Mine typically get done under an hour, or if I am in a so so mood, I let it go for about 1 hour, then I pull them out to rinse and dry...

J-cat
01-06-2017, 10:06 AM
If you use the correct proportions of soap, lemishine and water you can tumble for 24hrs without adverse results. I typically start tumbling in the morning, go to work, and dry at night.

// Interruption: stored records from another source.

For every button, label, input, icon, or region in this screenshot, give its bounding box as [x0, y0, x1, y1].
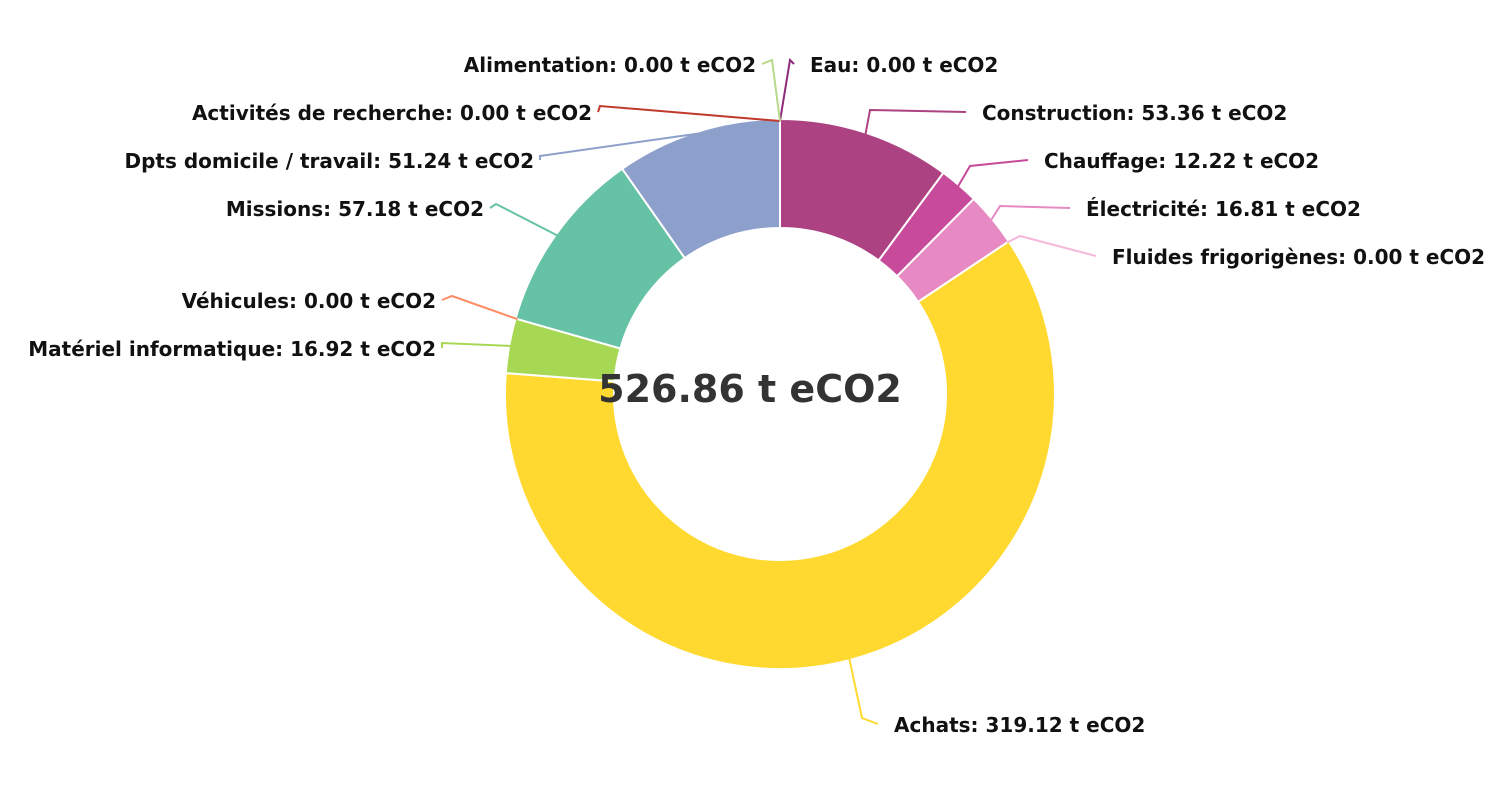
leader-lines	[441, 57, 1097, 725]
leader-line-construction	[864, 108, 967, 135]
leader-line-activites-de-recherche	[597, 104, 781, 122]
data-label-fluides-frigorigenes: Fluides frigorigènes: 0.00 t eCO2	[1112, 245, 1485, 269]
data-label-vehicules: Véhicules: 0.00 t eCO2	[182, 289, 436, 313]
leader-line-electricite	[989, 204, 1071, 222]
data-label-missions: Missions: 57.18 t eCO2	[226, 197, 484, 221]
data-label-activites-de-recherche: Activités de recherche: 0.00 t eCO2	[192, 101, 592, 125]
leader-line-achats	[848, 657, 879, 725]
data-label-materiel-informatique: Matériel informatique: 16.92 t eCO2	[28, 337, 436, 361]
leader-line-materiel-informatique	[441, 341, 512, 348]
leader-line-dpts-domicile-travail	[539, 132, 699, 160]
data-label-chauffage: Chauffage: 12.22 t eCO2	[1044, 149, 1319, 173]
donut-slices	[504, 117, 1056, 670]
data-label-construction: Construction: 53.36 t eCO2	[982, 101, 1287, 125]
data-label-alimentation: Alimentation: 0.00 t eCO2	[464, 53, 756, 77]
leader-line-alimentation	[761, 58, 781, 122]
leader-line-vehicules	[441, 294, 518, 321]
center-total-label: 526.86 t eCO2	[598, 367, 902, 411]
slice-labels: Eau: 0.00 t eCO2 Construction: 53.36 t eC…	[28, 53, 1485, 737]
leader-line-chauffage	[956, 159, 1029, 188]
data-label-dpts-domicile-travail: Dpts domicile / travail: 51.24 t eCO2	[125, 149, 535, 173]
data-label-achats: Achats: 319.12 t eCO2	[894, 713, 1145, 737]
leader-line-missions	[489, 202, 559, 237]
leader-line-fluides-frigorigenes	[1006, 234, 1097, 257]
data-label-electricite: Électricité: 16.81 t eCO2	[1086, 197, 1361, 221]
data-label-eau: Eau: 0.00 t eCO2	[810, 53, 998, 77]
leader-line-eau	[779, 57, 795, 122]
slice-achats[interactable]	[504, 240, 1056, 670]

I use a quarter teaspoon of lemishine to 2 tablespoons of soap per gallon of water.

JackEllis
01-06-2017, 11:21 AM
IMHO cleaning out loose crud from firing or sitting on the ground ought to be the objective. Shiny cases certainly look nice but especially for those who do lots of shooting, it seems to be a waste of time that could be spent doing something else, and money that could be applied somewhere else.

Right now I wash spent cases in a plastic jar with some kind of degreaser/cleaner and hot water to get out sand and other loose dirt. My wife suggested using the washer and I might try that. Or I might build a simple tumbler to agitate the wash water a bit. Dealing with pins and dry media doesn't seem to be worth the time and trouble.

One problem my old eyes have with well-shined cases is that flaws in the cases and head stamps are harder to spot for all the glare.

Just my $.02. YMMV

zvardan
01-08-2017, 1:28 AM
Use cold water to tumble.

The citric acid in lemishine reacts with the copper oxide layer on your brass. It basically dissolves it and forms copper citrate, a blue-ish compound that is a little bit soluable in water. You might even notice a slight blue tint to your used cleaning solution.

The reddish color on your brass is the result of that copper citrate. What is happening is that the citrate in copper citrate is working to dissolve that oxide, and when it can't Asorb any more, it precipitates metallic copper until all the oxides are gone from the brass. You'll notice your old tumbling bath might look a little brown. That reddish bit on some of your brass is basically a weak, chemically bonded copper dusting. It's harmless.

Army GI
01-08-2017, 1:40 AM
Use cold water to tumble.

The citric acid in lemishine reacts with the copper oxide layer on your brass. It basically dissolves it and forms copper citrate, a blue-ish compound that is a little bit soluable in water. You might even notice a slight blue tint to your used cleaning solution.

The reddish color on your brass is the result of that copper citrate. What is happening is that the citrate in copper citrate is working to dissolve that oxide, and when it can't Asorb any more, it precipitates metallic copper until all the oxides are gone from the brass. You'll notice your old tumbling bath might look a little brown. That reddish bit on some of your brass is basically a weak, chemically bonded copper dusting. It's harmless.

Dang, that gave me flashbacks to undergrad Chem 1A class.

*shudder*

Squ1dward
01-08-2017, 10:15 AM
OP, dump the stainless and save yourself a bunch of time. Check this out:
http://www.calguns.net/calgunforum/showpost.php?p=16929706&postcount=65


Sent from my iPhone using Tapatalk

XDJYo
01-08-2017, 10:23 AM
OP, dump the stainless and save yourself a bunch of time. Check this out:
http://www.calguns.net/calgunforum/showpost.php?p=16929706&postcount=65


Sent from my iPhone using Tapatalk



Unless you want that BLING!! Factor, stainless steel pins are not required. Just the action of the soap, water and friction of the cases are enough to get some seriously clean brass.

divingin
01-23-2017, 4:10 PM
The pins clean the inside of the cases, as well as the primer pockets.

May not be necessary, but I prefer having "clean" clean brass, if you get my drift.

jky

Revoman
01-23-2017, 4:44 PM
J-cat
For some reason, I haven't seen much of you for many months. Have you been here?